The calculation for the 1.1 is in the appendix of The Book.  It’s basically the weight of each component squared, multiplied by the frequency of each component.


#5    studes      (see all posts) 2011/10/26 (Wed) @ 11:13

Tango, this is a very neat visualization.  thanks.

As we’ve discussed before, I see people often misinterpreting wOBA weights to say things like “a home run is worth about twice as much as a single” and things like that.

I wish there were some way to squash that.  Oh well.


#6    Tangotiger      (see all posts) 2011/10/26 (Wed) @ 11:19

Right.  The correct thing to say is:

wOBA says that you can trade 1 HR (and 1.2 outs) for 2.2 singles. 

The denominators have to match.  In either case, you end up with around +1.05 runs.


#7          (see all posts) 2011/10/26 (Wed) @ 14:29

Thanks, Tango.  When I actually calculated it, instead of speculating, I got the 1.1.

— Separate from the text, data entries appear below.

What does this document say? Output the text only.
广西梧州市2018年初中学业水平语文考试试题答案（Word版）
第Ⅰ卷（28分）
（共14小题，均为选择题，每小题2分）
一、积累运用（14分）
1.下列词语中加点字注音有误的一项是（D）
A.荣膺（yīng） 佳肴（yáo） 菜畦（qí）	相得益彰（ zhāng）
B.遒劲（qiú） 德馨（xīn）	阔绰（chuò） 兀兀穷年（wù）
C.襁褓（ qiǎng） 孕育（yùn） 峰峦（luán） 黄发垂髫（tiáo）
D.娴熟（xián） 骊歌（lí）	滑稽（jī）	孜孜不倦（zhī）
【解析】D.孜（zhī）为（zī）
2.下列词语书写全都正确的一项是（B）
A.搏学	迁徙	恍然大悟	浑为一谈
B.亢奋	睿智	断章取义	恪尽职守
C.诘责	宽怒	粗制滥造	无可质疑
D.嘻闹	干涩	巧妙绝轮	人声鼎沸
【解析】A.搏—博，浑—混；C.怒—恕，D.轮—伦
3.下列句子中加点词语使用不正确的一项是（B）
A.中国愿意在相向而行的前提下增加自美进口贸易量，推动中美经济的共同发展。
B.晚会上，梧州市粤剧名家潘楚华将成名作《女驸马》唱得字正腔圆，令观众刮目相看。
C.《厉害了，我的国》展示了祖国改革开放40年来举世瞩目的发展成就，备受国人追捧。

#8    Colin Wyers      (see all posts) 2011/10/26 (Wed) @ 15:35

When I put together the current LWTS-based TAv, I did similar testing to what’s in the appendix of The Book, and you can do p * (1 - p) for TAv if you want to figure random variance for it. (It’s not EXACTLY that, but I’m betting 1 is as close for TAv as 1.1 is for wOBA - if you really need the extra precision for either there are better methods, as Tango mentions.)


#9    Tangotiger      (see all posts) 2011/10/26 (Wed) @ 16:54

Colin: when I did some quick testing for TAv, I had to do p * (.87-p).  In order to do p * (1-p), I had to set the league mean of p to .300.